The paper itself isn't long and is pretty readable without needing a PhD on the subject (except for the section of math proving computationally intractability, perhaps). Do that. Or wait until it's published in the Computational Brain & Behaviour journal. But you'll have to pay for that one. What the Tech industry is doing is taking a construct aimed at illustrating some mental processes and trying to sell them as the processes themselves. Confusing a model with reality is easy. We can't see cognition. The science around it gets assistance from model-dependent realism to describe it. Regardless of how much data, processing power or speed gets dumped into the model, it doesn't become the phenomena.
None of this is to say that some of the commercial developments in machine learning, algorithms and large language models aren't useful — even beneficial — to humankind. There are definitely good use cases, and more are being developed in fields of translation, data research, image analysis, sequencing, robotics, and so forth. The best ones don't take on pretend identities or try to lull you into conversation. They don't pretend to be anything but what they are. They are made for what computers do; not what humans are already capable of. And they aren't chucked into weapons to help you select who to kill. That's also a bad use case (in case it needed to be spelled out for anyone).

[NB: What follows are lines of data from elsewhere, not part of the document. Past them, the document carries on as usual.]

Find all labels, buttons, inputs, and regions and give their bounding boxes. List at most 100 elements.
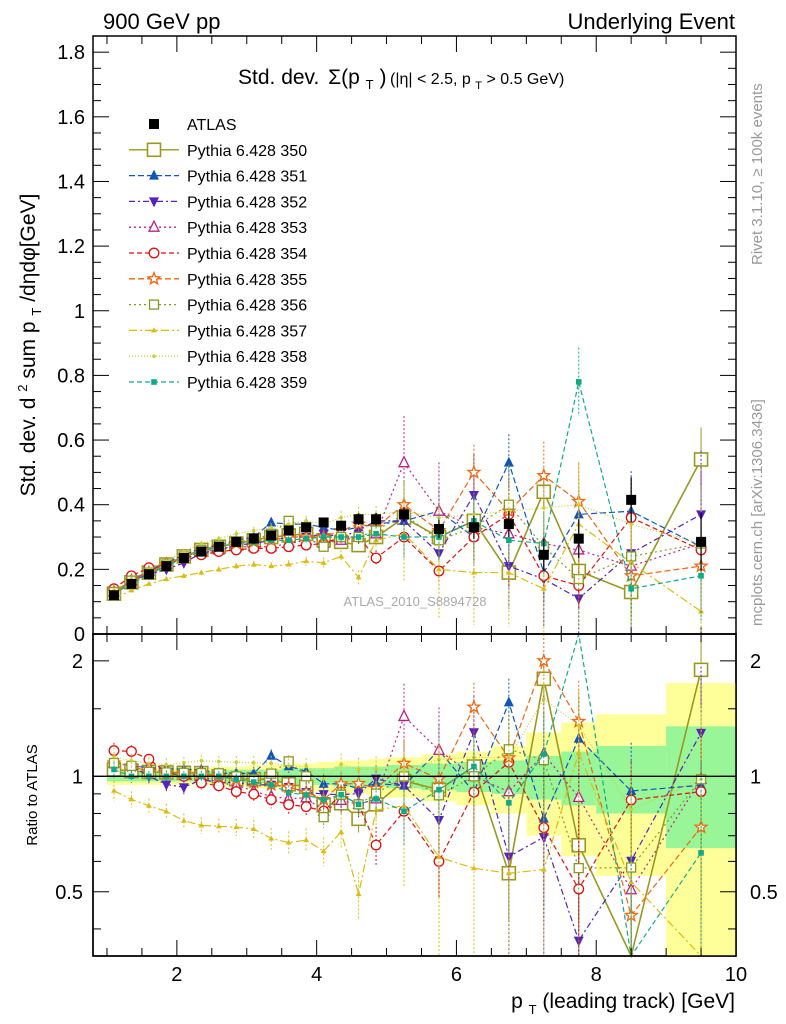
atlas-point <box>213 541 224 552</box>
data-point <box>180 572 187 578</box>
ylabel-b: sum p <box>17 321 40 378</box>
ratio-y-axis-label: Ratio to ATLAS <box>24 744 41 845</box>
data-point <box>540 585 547 591</box>
ratio-series-pythia-6-428-357 <box>110 691 702 957</box>
legend-marker <box>151 327 157 333</box>
x-tick-label: 6 <box>451 964 462 986</box>
data-point <box>437 515 441 520</box>
ratio-point <box>233 776 240 783</box>
ratio-point <box>303 837 310 843</box>
data-point <box>435 566 442 572</box>
ratio-point <box>503 696 514 707</box>
data-point <box>339 515 343 520</box>
ratio-line <box>113 715 702 891</box>
legend-label: Pythia 6.428 358 <box>187 349 307 366</box>
ratio-point <box>230 786 242 798</box>
title-cut-a: (|η| < 2.5, p <box>390 71 471 88</box>
data-point <box>401 534 407 540</box>
legend-label: Pythia 6.428 353 <box>187 220 307 237</box>
ratio-point <box>250 826 257 832</box>
data-point <box>575 379 582 385</box>
data-point <box>198 569 205 575</box>
ratio-point <box>250 779 257 785</box>
x-tick-label: 10 <box>725 964 747 986</box>
ratio-point <box>698 850 704 856</box>
y-tick-label: 0.4 <box>57 495 85 517</box>
ratio-point <box>110 787 117 793</box>
data-point <box>576 502 581 507</box>
data-point <box>145 580 152 586</box>
title-sigma-close: ) <box>379 66 386 89</box>
data-point <box>163 576 170 582</box>
ratio-point <box>350 775 367 790</box>
data-point <box>466 464 482 479</box>
ratio-point <box>339 762 343 767</box>
ratio-y-tick-label-right: 1 <box>750 766 761 788</box>
data-point <box>541 506 546 510</box>
ratio-point <box>436 786 442 793</box>
atlas-point <box>248 533 259 544</box>
data-point <box>320 534 327 540</box>
title-cut-sub: T <box>475 80 482 92</box>
ratio-point <box>178 783 189 794</box>
ratio-point <box>471 763 477 770</box>
atlas-point <box>696 536 707 547</box>
xlabel-b: (leading track) [GeV] <box>542 990 735 1013</box>
ratio-point <box>286 764 291 769</box>
data-point <box>182 549 186 554</box>
legend-label: Pythia 6.428 359 <box>187 375 307 392</box>
series-line <box>113 381 702 595</box>
data-point <box>505 569 512 575</box>
ratio-point <box>541 697 546 701</box>
ratio-point <box>373 796 379 802</box>
ratio-point <box>370 839 382 851</box>
data-point <box>250 561 257 567</box>
ratio-point <box>373 806 380 812</box>
legend-marker <box>151 379 157 385</box>
data-point <box>268 563 275 569</box>
ratio-point <box>629 807 633 812</box>
atlas-point <box>126 578 137 589</box>
ratio-point <box>234 760 239 765</box>
data-point <box>472 512 476 517</box>
data-point <box>370 552 382 564</box>
y-tick-label: 0.6 <box>57 430 85 452</box>
data-point <box>320 559 327 565</box>
ratio-line <box>113 697 702 811</box>
ratio-y-tick-label-left: 0.5 <box>55 882 83 904</box>
y-tick-label: 0.8 <box>57 365 85 387</box>
data-point <box>629 522 633 526</box>
ratio-plot-series <box>93 633 736 959</box>
ratio-point <box>182 760 186 765</box>
atlas-point <box>196 546 207 557</box>
ratio-point <box>269 761 274 765</box>
ratio-point <box>217 759 221 764</box>
data-point <box>698 608 705 614</box>
ylabel-sub: T <box>29 308 44 316</box>
atlas-point <box>266 530 277 541</box>
header-left: 900 GeV pp <box>103 9 220 34</box>
atlas-point <box>371 514 382 525</box>
data-point <box>234 531 239 536</box>
ratio-point <box>401 808 407 815</box>
ratio-point <box>285 789 292 796</box>
data-point <box>285 561 292 567</box>
ratio-point <box>266 749 277 760</box>
ratio-point <box>283 799 295 811</box>
legend-entry: Pythia 6.428 358 <box>129 349 307 366</box>
ratio-point <box>265 794 277 806</box>
y-tick-label: 1 <box>74 301 85 323</box>
ratio-axes: 0.5 1 2 0.5 1 2 2 4 6 8 10 <box>55 633 778 986</box>
ratio-point <box>507 755 511 760</box>
ratio-point <box>304 764 308 769</box>
x-tick-label: 8 <box>591 964 602 986</box>
ratio-point <box>320 848 327 854</box>
x-axis-label: p T (leading track) [GeV] <box>511 990 735 1019</box>
ratio-point <box>268 835 275 841</box>
ylabel-sup: 2 <box>15 384 30 391</box>
ratio-point <box>506 800 512 806</box>
title-cut-b: > 0.5 GeV) <box>486 71 564 88</box>
ratio-point <box>111 766 117 773</box>
ratio-point <box>163 808 170 814</box>
legend-entry: Pythia 6.428 352 <box>129 194 307 211</box>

Whatever Big Tech is ultimately selling it isn't an intelligence, let alone the some looming emergent super intelligence that will either consume us or save us. It's something else. We need to use different words to describe what that is. If we can't do that, then we won't be able to accurately articulate all the threats and downsides that need to be mitigated or understand the use cases and trajectories that make them more useful to humanity than just earning some companies a few more billion dollars. They have enough of that as it is. That's a solved problem.